Poor cocoa farmers in West Africa suffer, others grow


Trees stand in a cocoa farm in West Africa. Reuters

Ivory Coast and Ghana are two of the largest producers of cocoa. In Ivory Coast it starts its journey as cacao fruit before it is turned into cocoa and finally into chocolate. The Ivory Coast farmers growing cacao are working hard, against the odds, to keep themselves alive.

The cacao is a demanding crop, requiring the right amount of heat and rain. Due to the El Nino effect, there has been a fluctuation in rainfall and increase in heat. The cacao which used to have 600 kg yield per acre has been reduced to 300 kg. The labour of the cacao farmer remains the same but its economic sustainability for the farmer and his family gets frayed.

Magne Akoua left a low-paying government job in the capital city of Abidjan, and returned to Aboude, a village to southern Ivory Coast, to take up cacao farming. Akoua, 65, who has been engaged in Cacao farming for 40 years, says. “We have to check on our fruit daily. Every three months it becomes ripe and we can harvest it. But harvest hasn’t been good at all lately.”

Lower cacao yield means lesser income for the farmers, but the international prices of cocoa shoot up, and the chocolate factories make huge profits. Oxfam, a well-known Britain-based NGO, reckons that the combined income of the three major American chocolate-makers is greater than the combined GDP of Ivory Coast and Ghana, the largest producers of cocoa.

The price disparity between cocoa in Ivory Coast and its international price at the New York Stock Exchange is huge. Ivory Coast government has fixed the price at $2.4 per kilo, which translates into $2,480 per tonne, while the NYSE price was $5,874 per tonne in the commodities market. In 2021, Ivory Coast and Ghana introduced a premium of $400 per tonne to the cacao farmers under the tag “decent income differential”. This was seen as a move to assure the farmer a minimum price.
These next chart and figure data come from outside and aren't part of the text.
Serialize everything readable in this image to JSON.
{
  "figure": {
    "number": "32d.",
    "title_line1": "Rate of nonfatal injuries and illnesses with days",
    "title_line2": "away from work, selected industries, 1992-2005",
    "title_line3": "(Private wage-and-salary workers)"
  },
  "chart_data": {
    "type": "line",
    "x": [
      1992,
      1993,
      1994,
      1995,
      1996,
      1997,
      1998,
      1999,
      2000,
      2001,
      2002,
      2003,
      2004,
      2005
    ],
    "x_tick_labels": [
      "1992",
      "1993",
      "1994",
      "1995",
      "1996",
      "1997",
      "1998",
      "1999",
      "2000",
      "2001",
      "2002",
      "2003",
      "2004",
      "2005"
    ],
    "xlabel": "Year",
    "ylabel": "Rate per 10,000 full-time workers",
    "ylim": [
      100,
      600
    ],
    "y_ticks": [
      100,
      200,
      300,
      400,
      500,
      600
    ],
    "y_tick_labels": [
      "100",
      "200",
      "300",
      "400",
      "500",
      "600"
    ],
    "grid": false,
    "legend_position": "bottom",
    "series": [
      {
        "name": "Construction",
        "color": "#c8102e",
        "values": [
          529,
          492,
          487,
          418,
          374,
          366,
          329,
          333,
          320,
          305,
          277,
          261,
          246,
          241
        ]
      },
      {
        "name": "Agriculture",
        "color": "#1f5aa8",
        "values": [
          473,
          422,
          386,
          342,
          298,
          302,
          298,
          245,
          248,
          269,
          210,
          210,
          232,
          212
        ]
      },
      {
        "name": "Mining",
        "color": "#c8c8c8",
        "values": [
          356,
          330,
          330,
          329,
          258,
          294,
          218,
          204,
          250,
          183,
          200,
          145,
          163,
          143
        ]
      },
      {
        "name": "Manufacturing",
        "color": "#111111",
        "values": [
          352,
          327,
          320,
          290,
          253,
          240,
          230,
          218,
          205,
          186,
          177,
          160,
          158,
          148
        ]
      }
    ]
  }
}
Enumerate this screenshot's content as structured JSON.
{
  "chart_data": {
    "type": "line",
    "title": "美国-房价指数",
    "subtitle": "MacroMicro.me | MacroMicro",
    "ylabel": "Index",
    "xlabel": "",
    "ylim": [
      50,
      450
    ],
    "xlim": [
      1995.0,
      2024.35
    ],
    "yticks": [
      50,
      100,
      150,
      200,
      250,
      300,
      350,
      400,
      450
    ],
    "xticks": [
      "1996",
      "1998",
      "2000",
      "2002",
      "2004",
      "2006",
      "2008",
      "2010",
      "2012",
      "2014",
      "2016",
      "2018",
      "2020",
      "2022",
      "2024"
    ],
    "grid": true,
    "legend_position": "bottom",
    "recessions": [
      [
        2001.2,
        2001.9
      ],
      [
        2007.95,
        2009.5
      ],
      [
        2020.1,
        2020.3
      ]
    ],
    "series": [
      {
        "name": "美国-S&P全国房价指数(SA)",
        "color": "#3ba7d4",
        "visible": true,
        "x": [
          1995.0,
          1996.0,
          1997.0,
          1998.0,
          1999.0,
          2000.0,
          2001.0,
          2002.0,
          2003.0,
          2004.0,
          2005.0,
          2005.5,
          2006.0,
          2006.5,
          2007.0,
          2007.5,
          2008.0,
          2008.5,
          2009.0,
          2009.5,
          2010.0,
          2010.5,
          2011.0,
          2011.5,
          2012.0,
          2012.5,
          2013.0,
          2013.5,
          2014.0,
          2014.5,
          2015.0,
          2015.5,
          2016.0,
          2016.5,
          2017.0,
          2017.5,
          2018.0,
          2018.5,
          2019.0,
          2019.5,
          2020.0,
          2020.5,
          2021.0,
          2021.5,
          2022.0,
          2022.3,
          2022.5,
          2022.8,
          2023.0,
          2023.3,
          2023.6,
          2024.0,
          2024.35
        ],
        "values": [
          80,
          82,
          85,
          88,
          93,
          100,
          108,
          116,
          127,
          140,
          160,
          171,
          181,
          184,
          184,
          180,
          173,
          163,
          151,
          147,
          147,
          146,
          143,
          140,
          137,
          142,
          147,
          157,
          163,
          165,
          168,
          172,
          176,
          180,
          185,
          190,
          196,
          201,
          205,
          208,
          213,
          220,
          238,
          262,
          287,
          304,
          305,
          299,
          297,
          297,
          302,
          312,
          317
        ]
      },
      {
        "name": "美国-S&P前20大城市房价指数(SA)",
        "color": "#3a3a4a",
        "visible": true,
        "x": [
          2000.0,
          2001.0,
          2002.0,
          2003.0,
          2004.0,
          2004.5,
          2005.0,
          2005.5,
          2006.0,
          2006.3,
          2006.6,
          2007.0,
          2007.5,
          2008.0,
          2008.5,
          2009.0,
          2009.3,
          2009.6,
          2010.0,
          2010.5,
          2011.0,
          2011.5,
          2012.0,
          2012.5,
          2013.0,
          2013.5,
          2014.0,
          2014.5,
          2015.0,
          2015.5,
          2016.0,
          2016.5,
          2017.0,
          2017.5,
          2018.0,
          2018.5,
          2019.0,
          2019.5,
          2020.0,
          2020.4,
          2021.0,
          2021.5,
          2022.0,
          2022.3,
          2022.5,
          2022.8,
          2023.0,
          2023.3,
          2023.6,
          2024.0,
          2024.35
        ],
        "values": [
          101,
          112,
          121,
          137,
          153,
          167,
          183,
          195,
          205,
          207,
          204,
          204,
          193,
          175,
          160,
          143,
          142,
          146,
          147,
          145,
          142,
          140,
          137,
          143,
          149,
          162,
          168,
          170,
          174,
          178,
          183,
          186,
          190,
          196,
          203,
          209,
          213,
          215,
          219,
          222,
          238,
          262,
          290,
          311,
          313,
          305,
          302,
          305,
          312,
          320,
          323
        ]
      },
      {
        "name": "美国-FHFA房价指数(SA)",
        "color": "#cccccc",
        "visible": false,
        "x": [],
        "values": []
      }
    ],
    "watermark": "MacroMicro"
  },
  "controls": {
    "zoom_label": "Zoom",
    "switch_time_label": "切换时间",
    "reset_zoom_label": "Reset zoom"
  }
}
But the issue is more complicated than fixing a fair price. Souleymane Fofana, founder of the export company, Cote d’Ivoire Commodities, explains the issue: “There are a lot of moving parts. For example, the environment’s evolution…Over time cocoa orchards age and become less productive, which makes it hard for farmers to sustain their production. Not to mention, cacao is not part of the average Ivorian’s diet. Chocolate is a luxury delicacy that most people don’t purchase. Our market remains the Western market at the end of the day.”
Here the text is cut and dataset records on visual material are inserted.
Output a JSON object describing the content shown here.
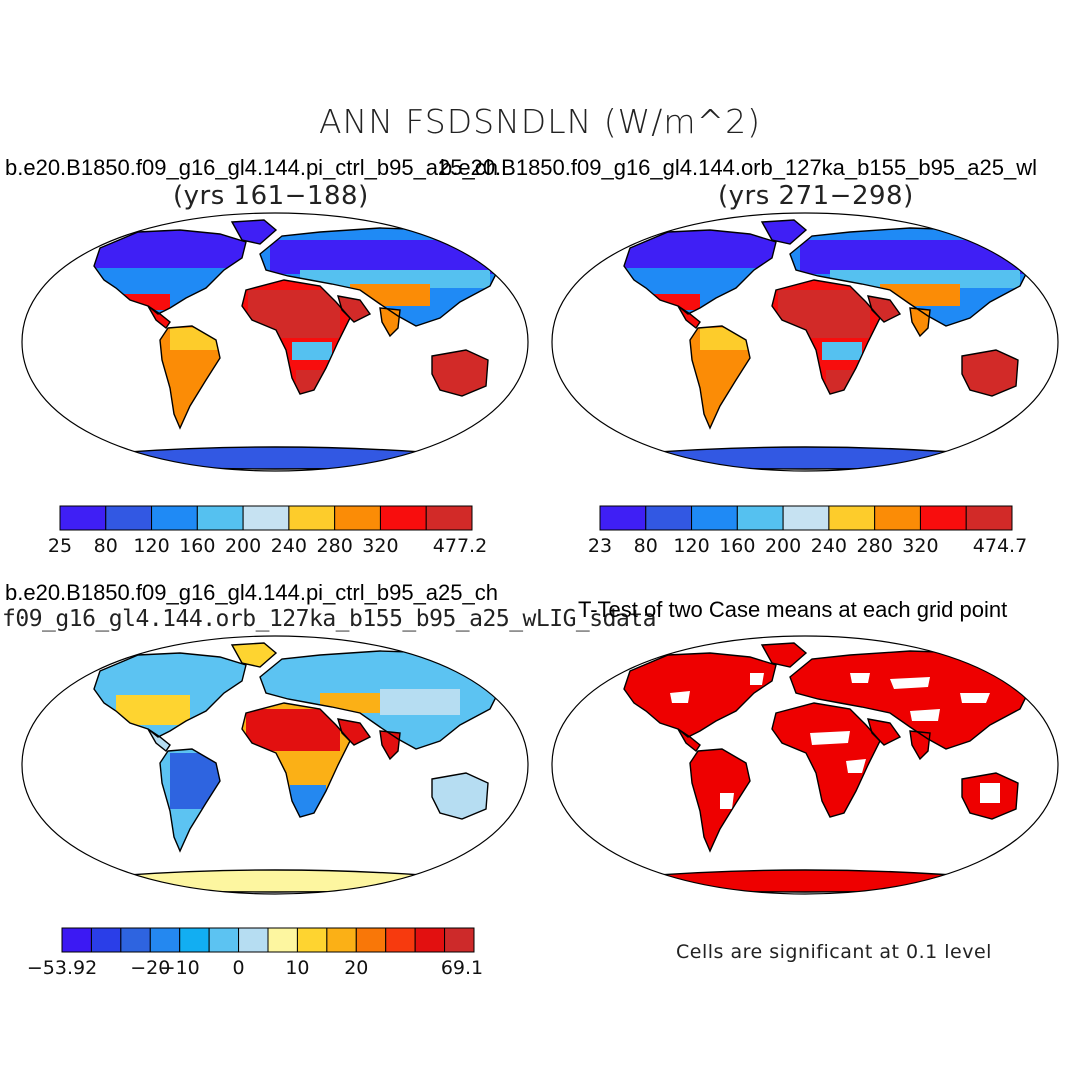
{
  "title": "ANN FSDSNDLN (W/m^2)",
  "panels": {
    "top_left": {
      "case": "b.e20.B1850.f09_g16_gl4.144.pi_ctrl_b95_a25_ch",
      "years": "(yrs 161−188)",
      "colorbar": {
        "colors": [
          "#3f1ff5",
          "#3258e3",
          "#1f8af5",
          "#55c1f0",
          "#c6e2f2",
          "#fdcc2b",
          "#fb8c06",
          "#f80d0d",
          "#d22a28"
        ],
        "ticks": [
          "25",
          "80",
          "120",
          "160",
          "200",
          "240",
          "280",
          "320",
          "477.2"
        ]
      }
    },
    "top_right": {
      "case": "b.e20.B1850.f09_g16_gl4.144.orb_127ka_b155_b95_a25_wl",
      "years": "(yrs 271−298)",
      "colorbar": {
        "colors": [
          "#3f1ff5",
          "#3258e3",
          "#1f8af5",
          "#55c1f0",
          "#c6e2f2",
          "#fdcc2b",
          "#fb8c06",
          "#f80d0d",
          "#d22a28"
        ],
        "ticks": [
          "23",
          "80",
          "120",
          "160",
          "200",
          "240",
          "280",
          "320",
          "474.7"
        ]
      }
    },
    "bottom_left": {
      "case": "b.e20.B1850.f09_g16_gl4.144.pi_ctrl_b95_a25_ch",
      "subtitle": "f09_g16_gl4.144.orb_127ka_b155_b95_a25_wLIG_sdata",
      "colorbar": {
        "colors": [
          "#3c19f3",
          "#2a3ee8",
          "#2e64e0",
          "#2488f0",
          "#12aef2",
          "#5cc3f2",
          "#b6ddf2",
          "#fdf6a0",
          "#fed430",
          "#fbb016",
          "#f97708",
          "#f73a0e",
          "#e21010",
          "#cd2a2a"
        ],
        "ticks": [
          "−53.92",
          "−20",
          "−10",
          "0",
          "10",
          "20",
          "69.1"
        ]
      }
    },
    "bottom_right": {
      "title": "T-Test of two Case means at each grid point",
      "note": "Cells are significant at 0.1 level",
      "sig_color": "#ee0000"
    }
  }
}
Fofana says that Ivory Coast cannot compete with the Western chocolate magnates because they have remained dominant market-players for a long time and have mastered the art of selling chocolate. But he feels that Ivory Coast can do better if it looks out for alternate markets in the Middle East and North Africa (MENA) region, so that exclusive dependence on the West is diminished.
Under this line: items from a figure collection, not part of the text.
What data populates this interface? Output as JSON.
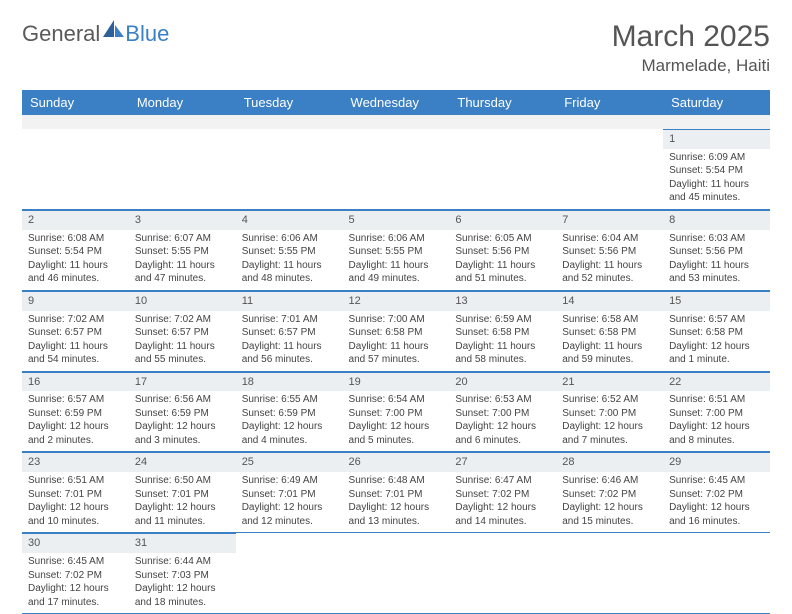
{
  "logo": {
    "text1": "General",
    "text2": "Blue",
    "sail_color": "#3b7fc4"
  },
  "title": "March 2025",
  "location": "Marmelade, Haiti",
  "colors": {
    "header_bg": "#3b7fc4",
    "header_fg": "#ffffff",
    "daynum_bg": "#eceff1",
    "row_divider": "#3b7fc4",
    "text": "#444444",
    "page_bg": "#ffffff"
  },
  "typography": {
    "title_fontsize": 30,
    "location_fontsize": 17,
    "dayheader_fontsize": 13,
    "cell_fontsize": 10
  },
  "day_headers": [
    "Sunday",
    "Monday",
    "Tuesday",
    "Wednesday",
    "Thursday",
    "Friday",
    "Saturday"
  ],
  "weeks": [
    [
      null,
      null,
      null,
      null,
      null,
      null,
      {
        "n": "1",
        "sunrise": "Sunrise: 6:09 AM",
        "sunset": "Sunset: 5:54 PM",
        "daylight": "Daylight: 11 hours and 45 minutes."
      }
    ],
    [
      {
        "n": "2",
        "sunrise": "Sunrise: 6:08 AM",
        "sunset": "Sunset: 5:54 PM",
        "daylight": "Daylight: 11 hours and 46 minutes."
      },
      {
        "n": "3",
        "sunrise": "Sunrise: 6:07 AM",
        "sunset": "Sunset: 5:55 PM",
        "daylight": "Daylight: 11 hours and 47 minutes."
      },
      {
        "n": "4",
        "sunrise": "Sunrise: 6:06 AM",
        "sunset": "Sunset: 5:55 PM",
        "daylight": "Daylight: 11 hours and 48 minutes."
      },
      {
        "n": "5",
        "sunrise": "Sunrise: 6:06 AM",
        "sunset": "Sunset: 5:55 PM",
        "daylight": "Daylight: 11 hours and 49 minutes."
      },
      {
        "n": "6",
        "sunrise": "Sunrise: 6:05 AM",
        "sunset": "Sunset: 5:56 PM",
        "daylight": "Daylight: 11 hours and 51 minutes."
      },
      {
        "n": "7",
        "sunrise": "Sunrise: 6:04 AM",
        "sunset": "Sunset: 5:56 PM",
        "daylight": "Daylight: 11 hours and 52 minutes."
      },
      {
        "n": "8",
        "sunrise": "Sunrise: 6:03 AM",
        "sunset": "Sunset: 5:56 PM",
        "daylight": "Daylight: 11 hours and 53 minutes."
      }
    ],
    [
      {
        "n": "9",
        "sunrise": "Sunrise: 7:02 AM",
        "sunset": "Sunset: 6:57 PM",
        "daylight": "Daylight: 11 hours and 54 minutes."
      },
      {
        "n": "10",
        "sunrise": "Sunrise: 7:02 AM",
        "sunset": "Sunset: 6:57 PM",
        "daylight": "Daylight: 11 hours and 55 minutes."
      },
      {
        "n": "11",
        "sunrise": "Sunrise: 7:01 AM",
        "sunset": "Sunset: 6:57 PM",
        "daylight": "Daylight: 11 hours and 56 minutes."
      },
      {
        "n": "12",
        "sunrise": "Sunrise: 7:00 AM",
        "sunset": "Sunset: 6:58 PM",
        "daylight": "Daylight: 11 hours and 57 minutes."
      },
      {
        "n": "13",
        "sunrise": "Sunrise: 6:59 AM",
        "sunset": "Sunset: 6:58 PM",
        "daylight": "Daylight: 11 hours and 58 minutes."
      },
      {
        "n": "14",
        "sunrise": "Sunrise: 6:58 AM",
        "sunset": "Sunset: 6:58 PM",
        "daylight": "Daylight: 11 hours and 59 minutes."
      },
      {
        "n": "15",
        "sunrise": "Sunrise: 6:57 AM",
        "sunset": "Sunset: 6:58 PM",
        "daylight": "Daylight: 12 hours and 1 minute."
      }
    ],
    [
      {
        "n": "16",
        "sunrise": "Sunrise: 6:57 AM",
        "sunset": "Sunset: 6:59 PM",
        "daylight": "Daylight: 12 hours and 2 minutes."
      },
      {
        "n": "17",
        "sunrise": "Sunrise: 6:56 AM",
        "sunset": "Sunset: 6:59 PM",
        "daylight": "Daylight: 12 hours and 3 minutes."
      },
      {
        "n": "18",
        "sunrise": "Sunrise: 6:55 AM",
        "sunset": "Sunset: 6:59 PM",
        "daylight": "Daylight: 12 hours and 4 minutes."
      },
      {
        "n": "19",
        "sunrise": "Sunrise: 6:54 AM",
        "sunset": "Sunset: 7:00 PM",
        "daylight": "Daylight: 12 hours and 5 minutes."
      },
      {
        "n": "20",
        "sunrise": "Sunrise: 6:53 AM",
        "sunset": "Sunset: 7:00 PM",
        "daylight": "Daylight: 12 hours and 6 minutes."
      },
      {
        "n": "21",
        "sunrise": "Sunrise: 6:52 AM",
        "sunset": "Sunset: 7:00 PM",
        "daylight": "Daylight: 12 hours and 7 minutes."
      },
      {
        "n": "22",
        "sunrise": "Sunrise: 6:51 AM",
        "sunset": "Sunset: 7:00 PM",
        "daylight": "Daylight: 12 hours and 8 minutes."
      }
    ],
    [
      {
        "n": "23",
        "sunrise": "Sunrise: 6:51 AM",
        "sunset": "Sunset: 7:01 PM",
        "daylight": "Daylight: 12 hours and 10 minutes."
      },
      {
        "n": "24",
        "sunrise": "Sunrise: 6:50 AM",
        "sunset": "Sunset: 7:01 PM",
        "daylight": "Daylight: 12 hours and 11 minutes."
      },
      {
        "n": "25",
        "sunrise": "Sunrise: 6:49 AM",
        "sunset": "Sunset: 7:01 PM",
        "daylight": "Daylight: 12 hours and 12 minutes."
      },
      {
        "n": "26",
        "sunrise": "Sunrise: 6:48 AM",
        "sunset": "Sunset: 7:01 PM",
        "daylight": "Daylight: 12 hours and 13 minutes."
      },
      {
        "n": "27",
        "sunrise": "Sunrise: 6:47 AM",
        "sunset": "Sunset: 7:02 PM",
        "daylight": "Daylight: 12 hours and 14 minutes."
      },
      {
        "n": "28",
        "sunrise": "Sunrise: 6:46 AM",
        "sunset": "Sunset: 7:02 PM",
        "daylight": "Daylight: 12 hours and 15 minutes."
      },
      {
        "n": "29",
        "sunrise": "Sunrise: 6:45 AM",
        "sunset": "Sunset: 7:02 PM",
        "daylight": "Daylight: 12 hours and 16 minutes."
      }
    ],
    [
      {
        "n": "30",
        "sunrise": "Sunrise: 6:45 AM",
        "sunset": "Sunset: 7:02 PM",
        "daylight": "Daylight: 12 hours and 17 minutes."
      },
      {
        "n": "31",
        "sunrise": "Sunrise: 6:44 AM",
        "sunset": "Sunset: 7:03 PM",
        "daylight": "Daylight: 12 hours and 18 minutes."
      },
      null,
      null,
      null,
      null,
      null
    ]
  ]
}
This is a classic instance of the producers of raw materials in the low income countries of Asia and Africa, and the West making huge profits with the finished products, and unwilling to give a fair deal to the producers of cacao for example. But the cycle cannot be broken easily. In the case of Africa, they will have to come up with a strategy of economic development of their own, which would reduce the dependence on the Western markets. This need not necessarily mean that Ivory Coast should make more chocolate from the cacao it produces, export it and consume it more. The Ivory Coast farmers should be looking at agricultural produce that meet the needs of its own people and people in the neighbourhood.